I’m referring to the mild case of diabetes burnout that I experienced this week. I call it “mild” because it was fleeting and was not accompanied by the typical array of emotions that are associated with a real case of burnout. This time around, it lasted the length of a day and mainly made me aggravated. It all began bright and early, Monday morning…
I woke up to a beautiful blood sugar of 97 mg/dL, which made me especially happy after having to change my pod the night before. I rolled out of bed after testing, and as I started going about my morning routine, I noticed I felt a little shaky and dazed as if I was dropping low…odd, right? My CGM told me that I was stable, so I tried to shake the sensations and attribute it to grogginess. Nevertheless, I decided to eat breakfast before showering in the hopes that might give me the boost my body seemed to need. One smoothie and half a coffee roll later, I felt confident that I could resume getting ready without exacerbated low symptoms. I gave myself a bolus, guesstimating a higher carb count than normal due to the coffee roll, and went to go shower.
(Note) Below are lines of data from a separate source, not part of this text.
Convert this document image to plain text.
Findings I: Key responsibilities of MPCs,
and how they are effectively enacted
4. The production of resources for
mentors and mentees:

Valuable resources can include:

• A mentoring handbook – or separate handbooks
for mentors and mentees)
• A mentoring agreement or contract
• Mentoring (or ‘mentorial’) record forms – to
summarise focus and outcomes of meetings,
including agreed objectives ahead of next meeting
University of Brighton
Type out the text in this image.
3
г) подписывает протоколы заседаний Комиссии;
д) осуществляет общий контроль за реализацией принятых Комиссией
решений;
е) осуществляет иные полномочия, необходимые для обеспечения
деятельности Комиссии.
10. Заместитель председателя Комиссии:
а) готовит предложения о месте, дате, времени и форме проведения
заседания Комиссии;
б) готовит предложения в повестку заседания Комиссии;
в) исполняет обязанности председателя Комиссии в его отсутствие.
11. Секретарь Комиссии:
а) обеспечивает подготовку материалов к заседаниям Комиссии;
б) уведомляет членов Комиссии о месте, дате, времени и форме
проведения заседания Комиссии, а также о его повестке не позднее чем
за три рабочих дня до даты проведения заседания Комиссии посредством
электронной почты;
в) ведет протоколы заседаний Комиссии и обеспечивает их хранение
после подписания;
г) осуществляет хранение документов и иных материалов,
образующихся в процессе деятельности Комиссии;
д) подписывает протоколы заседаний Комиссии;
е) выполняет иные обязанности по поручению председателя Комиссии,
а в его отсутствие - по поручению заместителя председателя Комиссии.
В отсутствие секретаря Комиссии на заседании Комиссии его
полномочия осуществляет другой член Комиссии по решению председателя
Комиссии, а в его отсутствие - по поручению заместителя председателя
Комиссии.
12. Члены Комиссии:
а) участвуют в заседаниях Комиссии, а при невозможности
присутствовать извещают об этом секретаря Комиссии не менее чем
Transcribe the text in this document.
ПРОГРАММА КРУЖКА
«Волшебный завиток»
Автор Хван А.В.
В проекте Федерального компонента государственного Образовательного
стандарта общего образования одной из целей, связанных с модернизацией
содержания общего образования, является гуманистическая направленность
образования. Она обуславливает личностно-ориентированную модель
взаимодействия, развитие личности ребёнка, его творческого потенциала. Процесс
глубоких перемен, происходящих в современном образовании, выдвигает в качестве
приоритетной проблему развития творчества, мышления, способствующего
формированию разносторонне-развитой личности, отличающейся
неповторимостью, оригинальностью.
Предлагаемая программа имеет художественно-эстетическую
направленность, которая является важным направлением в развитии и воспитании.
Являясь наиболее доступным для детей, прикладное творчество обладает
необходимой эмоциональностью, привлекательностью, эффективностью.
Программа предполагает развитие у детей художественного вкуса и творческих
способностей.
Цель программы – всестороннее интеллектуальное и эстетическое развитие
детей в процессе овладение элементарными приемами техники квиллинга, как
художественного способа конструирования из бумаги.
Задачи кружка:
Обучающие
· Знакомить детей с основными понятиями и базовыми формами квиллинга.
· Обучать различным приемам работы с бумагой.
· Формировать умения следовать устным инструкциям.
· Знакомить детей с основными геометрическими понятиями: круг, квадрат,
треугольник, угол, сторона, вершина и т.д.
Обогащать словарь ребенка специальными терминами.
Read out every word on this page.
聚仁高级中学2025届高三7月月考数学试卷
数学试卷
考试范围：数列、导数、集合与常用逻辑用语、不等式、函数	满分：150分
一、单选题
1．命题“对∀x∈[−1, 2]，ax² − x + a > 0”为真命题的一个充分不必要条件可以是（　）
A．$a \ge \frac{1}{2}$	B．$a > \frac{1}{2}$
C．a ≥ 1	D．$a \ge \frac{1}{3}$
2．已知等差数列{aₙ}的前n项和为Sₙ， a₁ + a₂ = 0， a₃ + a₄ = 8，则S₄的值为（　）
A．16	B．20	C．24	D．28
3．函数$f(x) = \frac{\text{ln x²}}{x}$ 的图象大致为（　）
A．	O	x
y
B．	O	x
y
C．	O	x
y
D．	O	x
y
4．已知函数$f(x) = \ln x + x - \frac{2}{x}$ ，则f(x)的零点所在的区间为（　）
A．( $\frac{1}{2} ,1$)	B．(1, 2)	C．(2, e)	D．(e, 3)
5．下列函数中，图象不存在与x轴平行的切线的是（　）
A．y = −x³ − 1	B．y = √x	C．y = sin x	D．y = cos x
15 minutes later, I still wasn’t out of my fog. I wondered if I went overboard with my carb calculations and gave myself too much insulin. Without mulling it over further, I grabbed a small handful of fast-acting cereal to counteract this possibility.
All the diabetes drama was making me late for work, so I didn’t pay much attention to what my CGM was reporting over the next hour. When I finally got to the office, I did pay it a glance and saw I was sitting well at about 134 mg/dL. Maybe I’d made the right call, after all.
Not exactly. Unbeknownst to me, my blood sugar stealthily climbed to exceed 200 mg/dL over the next few hours. By lunchtime, I was simultaneously starving and irate when I tested and discovered I was 256! I bolused and sat there, steaming, as I tried to figure out where I went wrong. Did it have to do with my choice of breakfast? Was it because I didn’t sleep well enough? Should I have ignored my body’s pseudo-low symptoms?
Whatever it was, it triggered me to feel very fed-up and negative about my diabetes for the rest of the day. Granted, I did come back down nicely by the nighttime, but I wasn’t over the fact that my diabetes had been so sneaky on me. Between the symptoms I felt and the slow rise to a hyperglycemic reading, I felt tricked. As a result, I knew I was ready to blame my anger on some good ol’ fashioned diabetes burnout. I felt tired of diabetes and its mean mind games and just wished it would go away.
But of course, reality sinks in at some point. As my day came to a close, I was ready to move past this day of feeling terrible about my diabetes management and kick ass the next day. And as it would happen, I did. This case of diabetes burnout turned into some damn good motivation, so I guess it isn’t always that bad.